I walk in and rest a hand on his shoulder. “Are you okay?”
He startles at my voice as if he didn’t hear me calling his name or knocking on the door.
“Oh, hi, sweetheart.” He looks up at me with sad eyes, and I notice that expression. “I’m sorry, I don’t think I can go today.”
“You don’t wanna get outta the house and see some horses?” I ask gently.
“The pain is bad today. The weather changes are messin’ with me and makin’ it worse.”
The temperatures have been jumping all over the place for the past couple weeks. It’ll be in the low thirties one day and high fifties the next. Not great for those who don’t suffer with chronic pain.
“Can I do anythin’?” I ask, knowing there isn’t, but I offer anyway.
I’m disappointed he can’t go but I understand.
“No, no. You and Waylon go and have fun. I’m gonna take a sleepin’ pill and lie down.”
“Please be careful with that,” I remind him.
It sucks he has to be dependent on medication to help him sleep through the pain, but I mostly worry when it’s this intense and he takes so much of it.
“Don’t worry about me. Mom will be home in an hour.”

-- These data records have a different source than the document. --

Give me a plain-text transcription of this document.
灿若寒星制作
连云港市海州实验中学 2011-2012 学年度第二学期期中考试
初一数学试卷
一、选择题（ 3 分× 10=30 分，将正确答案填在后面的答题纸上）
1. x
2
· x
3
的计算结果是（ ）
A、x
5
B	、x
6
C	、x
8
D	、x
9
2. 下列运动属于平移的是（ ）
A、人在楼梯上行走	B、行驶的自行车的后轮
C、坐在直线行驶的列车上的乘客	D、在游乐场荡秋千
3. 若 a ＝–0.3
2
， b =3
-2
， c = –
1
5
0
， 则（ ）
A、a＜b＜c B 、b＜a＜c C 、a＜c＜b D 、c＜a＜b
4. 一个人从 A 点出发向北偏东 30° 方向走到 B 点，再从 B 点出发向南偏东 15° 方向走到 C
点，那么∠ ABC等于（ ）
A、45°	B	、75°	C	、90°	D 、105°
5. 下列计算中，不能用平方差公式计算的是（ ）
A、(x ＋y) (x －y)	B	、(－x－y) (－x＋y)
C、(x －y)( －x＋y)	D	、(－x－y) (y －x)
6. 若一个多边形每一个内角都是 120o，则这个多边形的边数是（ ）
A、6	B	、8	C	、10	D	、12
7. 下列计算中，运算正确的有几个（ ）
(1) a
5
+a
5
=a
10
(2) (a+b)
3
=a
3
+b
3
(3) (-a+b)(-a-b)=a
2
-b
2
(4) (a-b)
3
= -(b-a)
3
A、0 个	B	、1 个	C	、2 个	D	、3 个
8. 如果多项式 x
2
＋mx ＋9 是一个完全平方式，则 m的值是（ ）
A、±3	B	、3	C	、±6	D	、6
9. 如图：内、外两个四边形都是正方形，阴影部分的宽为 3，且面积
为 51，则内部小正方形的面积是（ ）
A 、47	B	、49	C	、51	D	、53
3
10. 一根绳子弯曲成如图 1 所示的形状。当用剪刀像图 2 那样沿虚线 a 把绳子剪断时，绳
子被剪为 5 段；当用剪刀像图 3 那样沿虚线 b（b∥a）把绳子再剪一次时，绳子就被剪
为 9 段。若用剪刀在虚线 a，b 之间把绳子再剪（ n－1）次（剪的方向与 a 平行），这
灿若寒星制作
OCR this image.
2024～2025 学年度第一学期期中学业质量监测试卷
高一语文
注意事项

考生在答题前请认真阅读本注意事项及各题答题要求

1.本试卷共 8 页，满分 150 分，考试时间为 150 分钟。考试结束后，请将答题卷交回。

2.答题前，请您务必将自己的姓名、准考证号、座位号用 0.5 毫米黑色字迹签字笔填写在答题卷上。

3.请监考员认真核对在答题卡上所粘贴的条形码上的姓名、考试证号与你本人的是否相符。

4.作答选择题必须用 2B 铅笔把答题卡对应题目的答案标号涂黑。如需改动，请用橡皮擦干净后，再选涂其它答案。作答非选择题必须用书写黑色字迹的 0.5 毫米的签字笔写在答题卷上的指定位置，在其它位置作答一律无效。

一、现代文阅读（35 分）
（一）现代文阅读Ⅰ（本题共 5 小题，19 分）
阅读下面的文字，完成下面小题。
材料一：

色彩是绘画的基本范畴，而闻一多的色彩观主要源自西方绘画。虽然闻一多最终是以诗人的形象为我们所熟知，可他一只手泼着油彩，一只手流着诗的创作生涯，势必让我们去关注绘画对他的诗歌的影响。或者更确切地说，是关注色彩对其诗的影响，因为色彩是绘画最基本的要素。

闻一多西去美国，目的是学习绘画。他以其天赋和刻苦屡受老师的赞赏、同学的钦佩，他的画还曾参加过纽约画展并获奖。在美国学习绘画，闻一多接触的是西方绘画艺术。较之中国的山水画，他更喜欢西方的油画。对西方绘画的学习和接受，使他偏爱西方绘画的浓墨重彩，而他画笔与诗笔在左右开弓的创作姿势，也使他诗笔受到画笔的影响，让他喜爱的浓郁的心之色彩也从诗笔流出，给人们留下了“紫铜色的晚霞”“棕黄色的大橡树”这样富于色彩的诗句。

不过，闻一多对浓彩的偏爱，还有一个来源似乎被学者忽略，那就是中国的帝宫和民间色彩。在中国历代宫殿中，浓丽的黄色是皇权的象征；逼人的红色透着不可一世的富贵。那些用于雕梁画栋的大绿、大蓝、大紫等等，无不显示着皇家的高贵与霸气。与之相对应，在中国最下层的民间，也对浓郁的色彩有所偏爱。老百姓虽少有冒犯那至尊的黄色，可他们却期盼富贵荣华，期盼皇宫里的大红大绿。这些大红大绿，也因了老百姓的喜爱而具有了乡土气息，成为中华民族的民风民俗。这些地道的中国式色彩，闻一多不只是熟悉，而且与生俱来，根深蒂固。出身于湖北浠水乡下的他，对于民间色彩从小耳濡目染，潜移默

Since she’s off work today, she went grocery shopping and to pick up his monthly meds at the pharmacy.
“Waylon and I can wait until she’s home,” I tell him.
“Okay, sweetheart.”
I kiss his cheek. “Love you.”
“Love you, too.”
Before I shut the bedroom door, I call in my mom’s two dogs to go inside. They love snuggling on the bed with him and it gives me some comfort that he’s not alone.
Moose follows me into my room and sits on the bed with me while I text Waylon.
Harlow: Hey, change of plans. My dad’s unable to go today. He’s in a lot of pain, so he’s going to bed. My mom’s out running errands so I told him we’d wait to leave until she returns.
It can be hard for some people who don’t live with chronic pain or aren’t disabled—or live with someone who is—to truly understand that it’s not as easy as jumping in the car and going whenever we want. You don’t recognize what a privilege it is to have mobile freedom until it’s taken away or realize how many public places aren’t handicapped accessible. Between Dad losing his leg and me having two broken legs a year later, I can hardly remember a time in my childhood when we didn’t have to think twice about leaving the house and making sure there was a wheelchair ramp, an accessible bathroom, and wide enough doors for him to get through.
There’s been several times over the years where we’d go somewhere and then quickly find out how inaccessible it was, even when they claimed they were. Doorways too small, aisles between tables and chairs too tight, and only one or two handicapped parking spaces. I think his bad experiencesworsened his feelings about being a burden and added to his anxiety to the point where he stopped wanting to go anywhere.
Waylon: No worries. We can even hang out until he wakes up and then see if he wants to play a board game or do a puzzle. Or even watch TV.
Harlow: You’d spend your only day off sitting in my house and playing games?
Waylon: Of course. I can’t think of anything else I’d rather do.
Gah, he’s sweet.
When he arrives five minutes later, I throw myself into his arms and kiss the hell out of him.
“What was that for?” he asks when I finally let him breathe. “Not that I’m complainin’ but I was gonna limit the PDA around your folks.”
Laughing, I grab his hand and lead him into the hallway where we keep the games. “It’s just us for now.”